CS 91.3 Lab 4: Research Datasets
Due Tuesday, February 15, by midnight (23:59, EST)
Goals
The goals for this lab assignment are:
-
Learn how to find a research dataset
-
Learn how to find the related code
-
Get familiar with code of LDA
-
Get familiar with code of SVM
1. Download Datasets (10 min)
-
Download 'Data sets 2a' from official website. I have already shown you the procedures in class.
-
Download the 'description' file from the same page.
-
Download the Pre-processed dataset
2. Run the time() function (10 min)
3. Reproductivity (50 min)
-
Paper 1: 'Fast and Accurate Multiclass …',
-
Follow the instructions on the GitHub page.
-
-
Paper 2: 'Exploring Embedding Methods …',
-
Follow the instructions on the GitHub page.
-
-
For both of the two papers from PWC above:
-
Download the existing code
-
Set up the coding environment
-
Run the existing code
-
Track the execution time and write them down in your notes.txt file. For example, 'Total running time of the script: ( 0 minutes 4.159 seconds)'.
-
Take the screenshots of your results after running the code.
-
4. LDA (10 min)
-
Example 1: 'Normal, Ledoit-Wolf …'
-
Download Python source code: plot_lda.py
-
-
Example 2: 'Comparison of LDA and PCA ..'
-
Download Python source code: plot_pca_vs_lda.py'
-
-
For both of the two examples above:
-
Download the existing code
-
Set up the coding environment
-
Run the existing code
-
Track the execution time and write them down in your notes.txt file.
-
Take the screenshots of your results after running the code.
-
-
Write in your own words what LDA is, in four to five sentences, in your notes.txt file.
5. SVM (10 min)
-
Example 1: 'SVM: Maximum margin …'
-
Download Python source code: plot_separating_hyperplane.py
-
-
Example 2: 'Plot different SVM …'
-
Download Python source code: plot_iris_svc.py
-
-
For both of the two examples above:
-
Download the existing code
-
Set up the coding environment
-
Run the existing code
-
Track the execution time and write them down in your notes.txt file.
-
Take the screenshots of your results after running the code.
-
-
Write in your own words what SVM is, in four to five sentences, in your notes.txt file.

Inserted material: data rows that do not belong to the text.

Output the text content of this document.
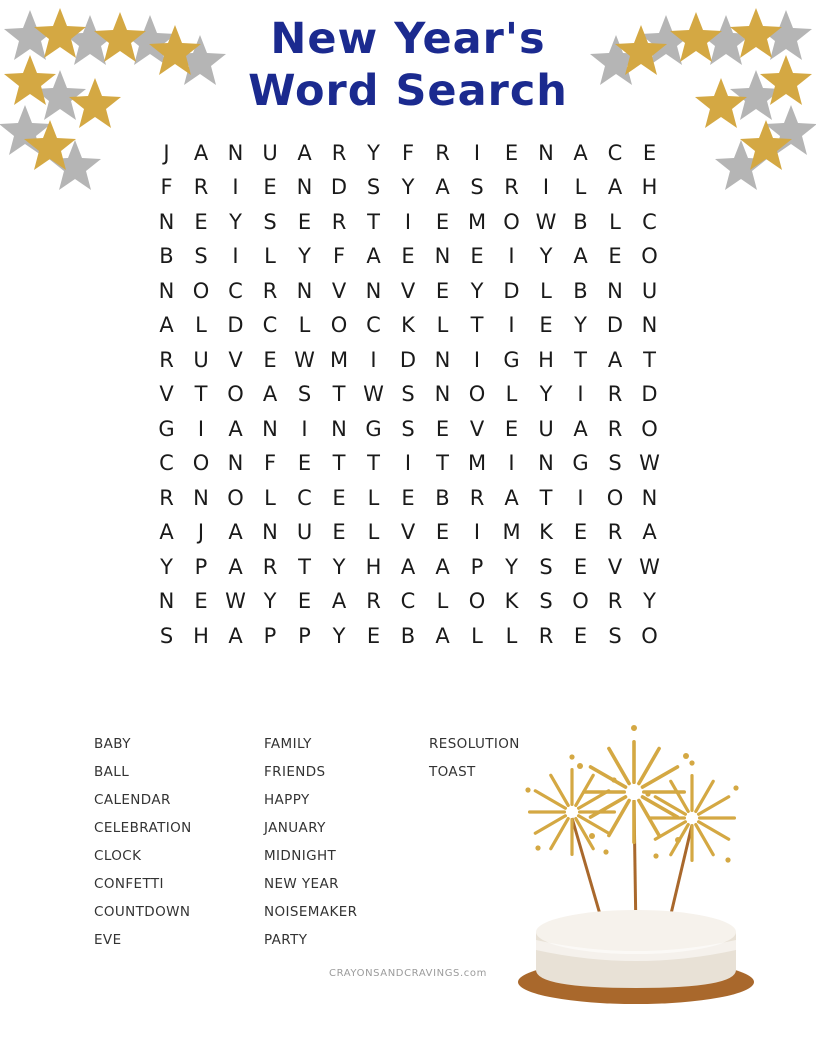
New Year's
Word Search
J	A N U A R Y	F	R	I	E N A C E
F	R	I	E N D S	Y A S R	I	L	A H
N E	Y	S	E R T	I	E M O W B	L	C
B S	I	L	Y	F	A E N E	I	Y A E O
N O C R N V N V E	Y D L	B N U
A	L D C	L O C K	L	T	I	E	Y D N
R U V E W M	I	D N	I	G H T A T
V T O A S	T W S N O L	Y	I	R D
G	I	A N	I	N G S	E V E U A R O
C O N F	E	T	T	I	T M	I	N G S W
R N O L	C E	L	E B R A T	I	O N
A	J	A N U E	L	V E	I	M K E R A
Y	P A R T	Y H A A P	Y	S	E V W
N E W Y	E A R C	L O K S O R Y
S H A P	P	Y	E B A	L	L	R E	S O
BABY
BALL
CALENDAR
CELEBRATION
CLOCK
CONFETTI
COUNTDOWN
EVE
FAMILY
FRIENDS
HAPPY
JANUARY
MIDNIGHT
NEW YEAR
NOISEMAKER
PARTY
RESOLUTION
TOAST
CRAYONSANDCRAVINGS.com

6. Your research project (Four hours)
-
Example Paper 1: 'Fast and Accurate Multiclass …'
-
Example Paper 2: 'Exploring Embedding Methods …'
-
Write 'Dataset' sections to both your poster and paper, including
-
Dataset source
-
Dataset description
-
-
You may use the two above examples' dataset related sections as references.
7. Submission Guide
-
Each team only submits one file, lab_4_lastname1_lastname2.zip, including
-
lab_4_lastname1_lastname2.PDF for your poster and paper draft, including 'Introduction' and 'Dataset' sections.
-
notes_lab_4_lastname1_lastname2.txt for your notes.
-
A screenshot folder for all the screenshots files (PNG or JPEG), total size less than 10 M.
-
8. Notes
-
Each team only needs to submit one ZIP file, with both names on it.
-
Email 'xqu1@swarthmore.edu' your Lab 4 files as lab_4_lastname1_lastname2.zip.
-
The team members from the same team may get the same score.
-
Lab assignments will typically be released on Wednesday and will be due by midnight on the following Tuesday. This lab was released on 02/09 and will be due by midnight on 02/15.